The announcement that NASA has discovered bacteria that can substitute arsenic for phosphorus in its DNA and other biomolecules has set the exobiology world buzzing. If true, it would mean that life elsewhere in the universe need not be limited to the principal chemical building blocks seen here on Earth – carbon, nitrogen, hydrogen, oxygen, sulphur and phosphate.
But the discovery quickly risked being overcome by controversy as scientists lined up to criticise the authors of the paper for jumping to publication too quickly and helping to fuel a media ‘feeding frenzy’. And NASA has been accused of ‘hyping’ the story and adding fuel to the media firestorm that engulfed the story. At a US press conference in Washington DC, author Felisa Wolfe-Simon, a NASA research fellow, said: ‘We discovered an organism that can substitute one element for another in its major biomolecules and if there’s an organism on Earth doing something different we’ve cracked open the door to what’s possible for life elsewhere in the universe.’ However, many scientists are now openly critical of the paper and the review process.

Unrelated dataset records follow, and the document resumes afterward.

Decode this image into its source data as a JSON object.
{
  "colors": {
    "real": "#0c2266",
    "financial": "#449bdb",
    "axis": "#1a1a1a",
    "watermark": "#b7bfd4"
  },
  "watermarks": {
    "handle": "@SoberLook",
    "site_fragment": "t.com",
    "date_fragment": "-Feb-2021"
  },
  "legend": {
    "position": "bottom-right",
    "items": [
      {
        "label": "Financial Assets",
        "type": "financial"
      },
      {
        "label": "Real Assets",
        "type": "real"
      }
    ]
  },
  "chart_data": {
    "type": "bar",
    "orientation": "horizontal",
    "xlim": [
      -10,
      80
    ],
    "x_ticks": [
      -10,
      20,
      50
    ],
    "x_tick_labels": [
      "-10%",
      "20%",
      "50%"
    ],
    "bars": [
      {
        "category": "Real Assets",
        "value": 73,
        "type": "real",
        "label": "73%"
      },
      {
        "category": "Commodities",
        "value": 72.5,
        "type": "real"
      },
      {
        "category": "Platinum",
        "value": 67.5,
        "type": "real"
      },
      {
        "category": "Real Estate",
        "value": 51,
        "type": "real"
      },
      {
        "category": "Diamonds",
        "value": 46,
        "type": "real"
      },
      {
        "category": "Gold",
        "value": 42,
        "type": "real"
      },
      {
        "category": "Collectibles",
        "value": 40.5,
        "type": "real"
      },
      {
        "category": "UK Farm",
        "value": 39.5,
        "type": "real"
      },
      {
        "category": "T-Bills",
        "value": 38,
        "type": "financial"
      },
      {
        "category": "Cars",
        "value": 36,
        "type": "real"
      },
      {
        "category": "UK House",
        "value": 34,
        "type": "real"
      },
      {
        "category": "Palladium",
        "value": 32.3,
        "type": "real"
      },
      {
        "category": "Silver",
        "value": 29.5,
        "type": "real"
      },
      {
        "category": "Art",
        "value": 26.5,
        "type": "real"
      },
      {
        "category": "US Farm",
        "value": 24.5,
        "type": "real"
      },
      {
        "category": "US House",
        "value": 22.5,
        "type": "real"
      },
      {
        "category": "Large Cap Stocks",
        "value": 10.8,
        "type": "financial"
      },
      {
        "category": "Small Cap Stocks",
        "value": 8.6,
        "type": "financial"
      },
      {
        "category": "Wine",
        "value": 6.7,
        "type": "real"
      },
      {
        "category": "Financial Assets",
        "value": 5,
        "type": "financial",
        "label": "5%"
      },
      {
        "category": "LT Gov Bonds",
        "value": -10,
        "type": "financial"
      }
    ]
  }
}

The saga began when Wolfe-Simon and colleagues collected bacteria from the extremely inhospitable Mono Lake in California. The lake has a very high salt content, is highly alkaline and is rich in arsenic, making it inimical to most life. But some strains of bacteria thrive.
Bacteria harvested from the lake were grown up in the lab on a diet that slowly restricted phosphate levels while upping the concentration of arsenate. One, named GFAJ-1, a strain of Halomonadaceae, continued to grow in the absence of phosphate and at high levels of arsenate (Science, doi: 10.1126/ science.1197258).

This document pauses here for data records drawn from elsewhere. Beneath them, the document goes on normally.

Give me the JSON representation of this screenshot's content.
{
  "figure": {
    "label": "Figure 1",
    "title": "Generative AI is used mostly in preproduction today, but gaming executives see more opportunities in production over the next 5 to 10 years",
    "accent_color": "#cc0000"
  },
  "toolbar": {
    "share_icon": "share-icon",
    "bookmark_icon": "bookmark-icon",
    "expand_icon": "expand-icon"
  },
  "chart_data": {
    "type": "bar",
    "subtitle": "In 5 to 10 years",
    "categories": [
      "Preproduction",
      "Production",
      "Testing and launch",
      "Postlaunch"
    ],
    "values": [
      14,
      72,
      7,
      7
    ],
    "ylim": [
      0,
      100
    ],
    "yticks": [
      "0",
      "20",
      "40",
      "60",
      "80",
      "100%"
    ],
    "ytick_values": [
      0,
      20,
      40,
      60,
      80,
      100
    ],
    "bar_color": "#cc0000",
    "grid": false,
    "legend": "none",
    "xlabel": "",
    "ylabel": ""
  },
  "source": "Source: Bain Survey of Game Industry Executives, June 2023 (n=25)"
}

Phosphate (PO43-) is chemically similar to arsenate (AsO43-) which is what has led to speculation that life could make use of either. However, Alexander Bradley, a geobiochemist at Harvard University, US, points out that arsenate is much less stable than phosphate and any biomolecule incorporating it ought to hydrolyse in minutes. The authors speculate that GFAJ-1 can stabilise these arsenic-based molecules using small, water-free pockets.
Rosie Redfield, a microbiologist at the University of British Columbia, Canada, who kick-started the wave of questions on this paper by posting a critique on her website, says that if a PhD student had come to her with these results she would have sent them back to the bench. ‘NASA’s shameful analysis of the alleged bacteria in the Mars meteorite made me very suspicious of their microbiology, an attitude that’s only strengthened by my reading of this paper. Basically, it doesn’t present any convincing evidence that arsenic has been incorporated into DNA.’ She points out that phosphate was still present at low-levels in the growth medium and this, coupled with bacteria scavenging phosphate from dead neighbours, could have been enough to sustain them. She adds that rigorous controls were not carried out and the presence of arsenic in biomolecules is simply inferred, rather than proven.

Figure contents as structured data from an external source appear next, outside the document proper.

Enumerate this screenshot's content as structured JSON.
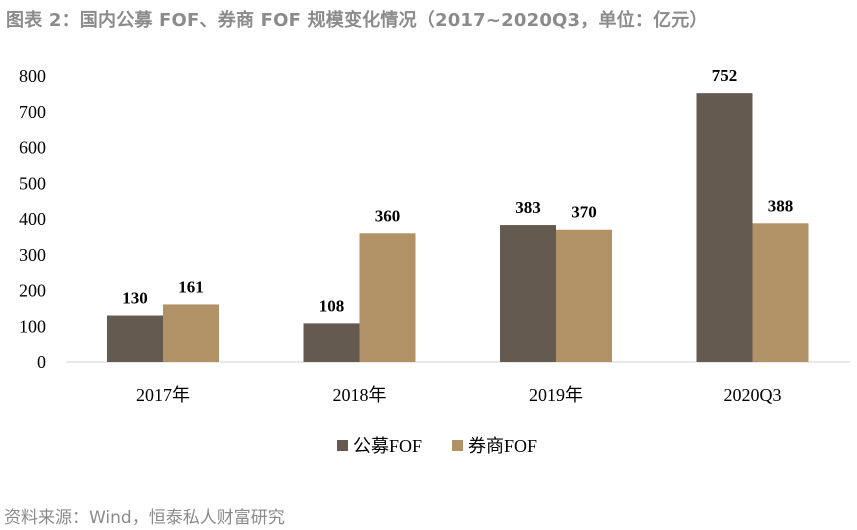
{
  "title": "图表 2：国内公募 FOF、券商 FOF 规模变化情况（2017~2020Q3，单位：亿元）",
  "source": "资料来源：Wind，恒泰私人财富研究",
  "chart_data": {
    "type": "bar",
    "categories": [
      "2017年",
      "2018年",
      "2019年",
      "2020Q3"
    ],
    "series": [
      {
        "name": "公募FOF",
        "values": [
          130,
          108,
          383,
          752
        ],
        "color": "#645a4f"
      },
      {
        "name": "券商FOF",
        "values": [
          161,
          360,
          370,
          388
        ],
        "color": "#b19266"
      }
    ],
    "ylim": [
      0,
      800
    ],
    "yticks": [
      0,
      100,
      200,
      300,
      400,
      500,
      600,
      700,
      800
    ],
    "grid": false,
    "legend_position": "bottom-center",
    "data_labels": true
  }
}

‘Could there be an arsenic-based backbone in the DNA?,’ asks Jim Hu, a biochemist at Texas A&M University, US. ‘Maybe. But it would be extraordinary.’ He adds that relatively simple experiments, such as chemically slicing up the DNA and running the products through a mass spectrometer to see if the nucleotides have arsenic in them, were not run. A statement released by Wolfe-Simon says they are aware of the criticism and are putting together a response.